51 Pegasi b, the first exoplanet discovered around a main-sequence star in 1995 [1], surprised astronomers because it's a planet that does not look like any planet in our solar system. People call it a "hot Jupiter", based on its orbital period and mass. This is not the only exotic exoplanet people have found. Since then, approximately 6,000 exoplanets [2] have been discovered, and many of them still lack counterparts to our solar system's planets. The "period, mass" classification scheme is straightforward, but it only accounts for two features of the planets. Until today, no standardized exoplanet classification scheme has been widely accepted. Therefore, we want to use unsupervised ML to create a standardized classification algorithm for exoplanets.
The main dataset we will use is the Kepler Objects of Interest (KOI) table. It is built on planet transit data from the Kepler telescope. The KOI database is a good start for our unsupervised learning.
It is also notable that the KOI dataset has classified planets as confirmed, candidate, and false positive. This is where we want the supervised learning model to work on. There has been extensive work on using ML, including CNNs and transformers[3][4], to identify false positives. We aim to reproduce and improve on these results.
How to use ML to discover subgroups of exoplanets? How can ML help identify more exoplanet candidates or false positives? The confirmation of exoplanets, and also the classification of exoplanets, has long been a subjective and case-by-case job. This calls for the use of ML algorithms to group planets by statistics when little physics prior knowledge can be provided, and identify false positives when subsequent observations are not yet available.

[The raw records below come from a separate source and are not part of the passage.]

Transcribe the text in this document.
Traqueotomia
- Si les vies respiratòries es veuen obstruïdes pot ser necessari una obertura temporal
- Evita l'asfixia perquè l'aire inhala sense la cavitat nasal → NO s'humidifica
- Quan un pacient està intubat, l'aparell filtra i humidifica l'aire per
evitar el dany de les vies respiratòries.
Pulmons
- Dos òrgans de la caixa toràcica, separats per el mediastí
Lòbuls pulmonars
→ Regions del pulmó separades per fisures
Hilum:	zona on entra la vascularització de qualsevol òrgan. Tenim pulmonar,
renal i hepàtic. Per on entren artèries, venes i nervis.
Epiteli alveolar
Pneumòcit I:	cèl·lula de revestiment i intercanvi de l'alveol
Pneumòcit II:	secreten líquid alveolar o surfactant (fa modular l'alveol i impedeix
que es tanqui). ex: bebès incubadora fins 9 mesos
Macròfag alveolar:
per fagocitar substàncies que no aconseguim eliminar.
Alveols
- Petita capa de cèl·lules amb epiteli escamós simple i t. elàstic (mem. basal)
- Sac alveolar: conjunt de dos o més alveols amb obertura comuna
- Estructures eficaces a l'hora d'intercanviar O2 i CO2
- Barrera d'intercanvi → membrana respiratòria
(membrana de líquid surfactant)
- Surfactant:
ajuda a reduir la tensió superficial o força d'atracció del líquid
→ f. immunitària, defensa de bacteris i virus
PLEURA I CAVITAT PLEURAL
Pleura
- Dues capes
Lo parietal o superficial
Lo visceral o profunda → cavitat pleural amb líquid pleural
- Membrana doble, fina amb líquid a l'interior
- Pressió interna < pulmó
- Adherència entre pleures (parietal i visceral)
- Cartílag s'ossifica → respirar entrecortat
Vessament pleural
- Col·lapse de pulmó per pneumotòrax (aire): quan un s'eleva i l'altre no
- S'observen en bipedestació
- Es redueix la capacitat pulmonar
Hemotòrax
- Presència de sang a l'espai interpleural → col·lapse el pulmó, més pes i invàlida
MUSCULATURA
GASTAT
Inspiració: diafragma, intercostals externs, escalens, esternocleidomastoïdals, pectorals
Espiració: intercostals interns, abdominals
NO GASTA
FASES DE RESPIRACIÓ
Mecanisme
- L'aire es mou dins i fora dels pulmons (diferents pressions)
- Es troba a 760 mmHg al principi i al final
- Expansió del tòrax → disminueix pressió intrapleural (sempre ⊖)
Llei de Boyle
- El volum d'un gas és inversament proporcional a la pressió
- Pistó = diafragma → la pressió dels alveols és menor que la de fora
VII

Based on the work by Rafaih, Murray et al.[4], we selected eight features for our training model, which are koi_period, koi_impact, koi_duration, koi_depth, koi_model_snr, koi_bin_oedp_sig, koi_steff, and koi_srad. These features are selected for their physical interpretability and their representation of low-level planetary parameters. The predicted feature is koi_pdisposition, which includes two categories: CANDIDATE and FALSE POSITIVE.
The raw dataset has 9564 rows. Among the eight selected features, koi_bin_oedp_sig has the highest percentage of missing values, approximately 16%. The features koi_impact, koi_depth, koi_model_snr, koi_steff, and koi_srad each have around 3.8% missing values. After experimentation, we decided to drop the missing values rather than input the missing because: a). exoplanet detection requires high precision and reliability, and b). a small imputation bias could introduce significant distortions. Therefore, we remove all records having missing values. The final dataset has 7995 rows, which are ready for model training and testing.
We split the dataset into 80% for training and 20% for testing. Before training the model we applied Min-Max Scaling to normalize all features to a range between 0 and 1. Min-Max Scaling can prevent the models from being overly sensitive to large feature scales. Also, it can support faster and more stable model convergence during the training process.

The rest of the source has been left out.